= Peak complexity =

Peak complexity is the concept that human societies address problems by adding social and economic complexity but that process is subject to diminishing marginal returns.  Adding additional complexity will then impose growing burdens on those societies, making them more vulnerable to external threats.

== Origin and Definitions ==
Who first coined the term is unclear.  The first published use of the term may have been by Christopher Burr Jones, in the context of climate change, in 2019, although the term had been used online before that.  The 'peak' element refers by analogy to peak oil and peak minerals, although the comparisons are not exact.  The concept is credited to Joseph Tainter, who argued that ancients civilisations collapsed because they encountered diminishing marginal returns on complexity.  Tainter did not use the term peak complexity, however.

Melia defines peak complexity as: "the diminishing marginal returns, and proliferating unintended consequences, of increasing social or technical complexity."

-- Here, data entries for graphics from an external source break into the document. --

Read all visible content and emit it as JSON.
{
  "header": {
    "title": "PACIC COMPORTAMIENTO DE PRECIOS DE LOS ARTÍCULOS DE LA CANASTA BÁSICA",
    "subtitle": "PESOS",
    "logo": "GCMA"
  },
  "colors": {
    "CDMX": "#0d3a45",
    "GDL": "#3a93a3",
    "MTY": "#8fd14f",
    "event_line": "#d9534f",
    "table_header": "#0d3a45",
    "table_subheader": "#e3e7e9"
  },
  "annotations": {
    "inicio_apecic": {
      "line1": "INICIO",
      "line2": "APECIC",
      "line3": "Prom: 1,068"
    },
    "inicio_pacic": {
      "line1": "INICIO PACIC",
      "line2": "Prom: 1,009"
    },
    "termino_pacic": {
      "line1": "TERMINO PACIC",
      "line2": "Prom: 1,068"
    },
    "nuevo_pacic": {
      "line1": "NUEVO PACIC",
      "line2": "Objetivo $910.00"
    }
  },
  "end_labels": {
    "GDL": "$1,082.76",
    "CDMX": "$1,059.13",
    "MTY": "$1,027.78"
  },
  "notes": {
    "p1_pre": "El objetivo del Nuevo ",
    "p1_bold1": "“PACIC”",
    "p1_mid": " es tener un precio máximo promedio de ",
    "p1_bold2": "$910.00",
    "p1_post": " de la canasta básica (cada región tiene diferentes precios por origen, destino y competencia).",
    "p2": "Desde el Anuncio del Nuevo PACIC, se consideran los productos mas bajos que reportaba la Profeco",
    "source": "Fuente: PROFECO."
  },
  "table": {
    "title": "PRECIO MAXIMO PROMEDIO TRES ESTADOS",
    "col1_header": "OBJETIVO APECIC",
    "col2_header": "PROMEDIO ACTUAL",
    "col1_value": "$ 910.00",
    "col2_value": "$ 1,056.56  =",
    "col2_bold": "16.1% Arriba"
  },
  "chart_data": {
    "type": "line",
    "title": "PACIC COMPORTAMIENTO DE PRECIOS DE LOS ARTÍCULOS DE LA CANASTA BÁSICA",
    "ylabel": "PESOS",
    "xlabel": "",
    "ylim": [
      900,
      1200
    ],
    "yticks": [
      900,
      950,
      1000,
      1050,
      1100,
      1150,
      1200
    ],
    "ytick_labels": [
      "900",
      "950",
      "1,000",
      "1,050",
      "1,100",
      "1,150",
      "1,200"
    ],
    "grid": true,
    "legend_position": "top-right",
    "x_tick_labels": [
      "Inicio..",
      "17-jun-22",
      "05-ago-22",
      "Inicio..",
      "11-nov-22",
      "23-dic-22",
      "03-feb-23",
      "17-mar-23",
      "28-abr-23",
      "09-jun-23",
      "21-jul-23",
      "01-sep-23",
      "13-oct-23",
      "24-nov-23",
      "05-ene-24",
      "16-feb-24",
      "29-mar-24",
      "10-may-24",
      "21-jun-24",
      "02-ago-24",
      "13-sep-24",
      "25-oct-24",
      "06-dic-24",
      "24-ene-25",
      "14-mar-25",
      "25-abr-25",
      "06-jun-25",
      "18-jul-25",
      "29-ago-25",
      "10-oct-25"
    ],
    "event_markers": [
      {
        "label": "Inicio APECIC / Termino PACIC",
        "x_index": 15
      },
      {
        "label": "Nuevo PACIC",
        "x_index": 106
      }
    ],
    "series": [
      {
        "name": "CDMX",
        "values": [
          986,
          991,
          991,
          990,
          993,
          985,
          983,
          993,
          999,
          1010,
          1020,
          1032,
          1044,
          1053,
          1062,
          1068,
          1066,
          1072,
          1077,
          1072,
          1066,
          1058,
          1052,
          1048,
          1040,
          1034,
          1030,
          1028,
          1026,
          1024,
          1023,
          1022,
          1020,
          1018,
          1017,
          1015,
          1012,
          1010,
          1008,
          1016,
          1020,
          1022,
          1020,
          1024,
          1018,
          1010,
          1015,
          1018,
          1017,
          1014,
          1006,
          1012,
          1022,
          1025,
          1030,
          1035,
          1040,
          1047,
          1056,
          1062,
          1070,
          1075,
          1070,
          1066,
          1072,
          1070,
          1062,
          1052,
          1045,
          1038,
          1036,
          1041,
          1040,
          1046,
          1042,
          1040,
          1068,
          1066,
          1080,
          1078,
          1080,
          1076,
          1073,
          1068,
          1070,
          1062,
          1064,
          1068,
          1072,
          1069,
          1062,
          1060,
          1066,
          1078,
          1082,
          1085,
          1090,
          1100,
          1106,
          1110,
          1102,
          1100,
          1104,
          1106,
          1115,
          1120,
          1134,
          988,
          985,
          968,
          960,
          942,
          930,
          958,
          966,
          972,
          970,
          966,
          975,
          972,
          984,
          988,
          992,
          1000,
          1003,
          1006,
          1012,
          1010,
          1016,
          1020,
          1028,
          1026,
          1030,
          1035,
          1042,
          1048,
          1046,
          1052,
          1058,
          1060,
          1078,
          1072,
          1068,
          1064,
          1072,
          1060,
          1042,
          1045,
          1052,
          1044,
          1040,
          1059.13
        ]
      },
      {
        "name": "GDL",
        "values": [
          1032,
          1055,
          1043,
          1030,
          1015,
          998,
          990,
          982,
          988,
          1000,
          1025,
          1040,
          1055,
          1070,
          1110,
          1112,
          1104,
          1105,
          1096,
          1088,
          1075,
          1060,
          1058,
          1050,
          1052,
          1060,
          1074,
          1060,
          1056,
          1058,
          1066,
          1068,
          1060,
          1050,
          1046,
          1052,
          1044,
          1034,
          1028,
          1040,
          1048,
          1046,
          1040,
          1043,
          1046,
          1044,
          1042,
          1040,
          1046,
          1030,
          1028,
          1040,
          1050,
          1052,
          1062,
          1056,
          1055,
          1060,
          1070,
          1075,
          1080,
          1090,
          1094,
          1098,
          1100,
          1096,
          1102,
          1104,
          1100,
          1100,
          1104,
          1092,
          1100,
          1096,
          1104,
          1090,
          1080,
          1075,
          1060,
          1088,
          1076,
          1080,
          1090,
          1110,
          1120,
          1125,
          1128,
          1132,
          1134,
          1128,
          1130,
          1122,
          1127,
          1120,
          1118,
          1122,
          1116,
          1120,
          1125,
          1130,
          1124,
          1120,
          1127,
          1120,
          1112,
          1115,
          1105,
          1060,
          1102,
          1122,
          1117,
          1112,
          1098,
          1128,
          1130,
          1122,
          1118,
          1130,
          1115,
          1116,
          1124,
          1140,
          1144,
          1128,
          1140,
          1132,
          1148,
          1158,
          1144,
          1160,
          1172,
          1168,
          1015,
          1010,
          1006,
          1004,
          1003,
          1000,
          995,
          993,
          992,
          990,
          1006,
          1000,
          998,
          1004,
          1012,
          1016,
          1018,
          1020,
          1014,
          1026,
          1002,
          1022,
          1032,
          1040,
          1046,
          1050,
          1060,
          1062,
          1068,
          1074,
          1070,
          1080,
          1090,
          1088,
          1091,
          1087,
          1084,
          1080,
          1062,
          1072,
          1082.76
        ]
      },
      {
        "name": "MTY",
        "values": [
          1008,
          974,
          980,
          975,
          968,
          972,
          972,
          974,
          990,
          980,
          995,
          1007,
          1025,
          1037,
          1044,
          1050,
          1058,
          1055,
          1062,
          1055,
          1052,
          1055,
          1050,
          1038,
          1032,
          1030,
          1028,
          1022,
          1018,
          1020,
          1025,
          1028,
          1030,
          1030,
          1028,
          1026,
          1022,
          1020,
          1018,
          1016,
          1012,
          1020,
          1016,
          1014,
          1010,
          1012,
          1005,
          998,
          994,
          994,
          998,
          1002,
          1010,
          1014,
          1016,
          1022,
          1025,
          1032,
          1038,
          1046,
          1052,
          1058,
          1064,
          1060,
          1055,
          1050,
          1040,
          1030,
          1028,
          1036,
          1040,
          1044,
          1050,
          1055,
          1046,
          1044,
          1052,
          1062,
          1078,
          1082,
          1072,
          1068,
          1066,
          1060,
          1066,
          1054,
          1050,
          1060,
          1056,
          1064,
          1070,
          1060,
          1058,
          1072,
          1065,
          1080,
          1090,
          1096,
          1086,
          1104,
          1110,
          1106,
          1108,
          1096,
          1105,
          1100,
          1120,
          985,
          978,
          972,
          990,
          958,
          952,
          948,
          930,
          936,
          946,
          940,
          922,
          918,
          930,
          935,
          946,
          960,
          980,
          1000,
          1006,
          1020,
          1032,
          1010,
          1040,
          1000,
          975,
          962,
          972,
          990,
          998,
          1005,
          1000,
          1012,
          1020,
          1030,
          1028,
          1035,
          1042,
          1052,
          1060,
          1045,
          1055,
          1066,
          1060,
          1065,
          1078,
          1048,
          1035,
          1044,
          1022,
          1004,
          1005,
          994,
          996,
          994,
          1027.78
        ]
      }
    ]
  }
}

This definition applies to the process rather than the moment of the peak, which may or may not be reached.

== Evidence for Peak Complexity in Modern Societies ==
Whether they use the specific term or not, several writers have produced evidence to support the view that the growing complexity of modern globalised societies is: becoming less effective at solving problems and/or producing unintended consequences which burden those societies in different ways.

Although Tainter's original work was mainly concerned with ancient civilisations, he and others have subsequently researched what they term the diminishing marginal returns on innovation.  By analysing a database of US patent applications, they showed that over time more authors are needed to produce each new patent, and that the impact of each new patent has, on average, declined over time.

Dekker shows how the growing complexity of economic systems makes them more vulnerable to breakdown. This point was made by him and others as a contributor to the 2008 financial crisis.

Melia points to evidence of declining satisfaction with the customer services of large organisations, particularly in the handling of complaints. These problems are caused by information overload and the inability of employees to understand and correct the errors caused by organisations' systems.

== Reasons for Peak Complexity ==
For Tainter, complexification flows from the need for societies to solve problems. The first problems encountered by ancient societies include how to grow food supply, and protect it, to support growing populations. That process leads to the specialisation of labour and technological innovation. It initially produces positive results, so the process continues even when it begins to produce more problems.

Psychologists have identified a cognitive bias known as additive bias, which may explain why human societies tend to complexify over time. Klotz published a series of laboratory experiments demonstrating how subjects presented with a problem are more likely to address it through addition than subtraction, even when subtraction would produce a better outcome.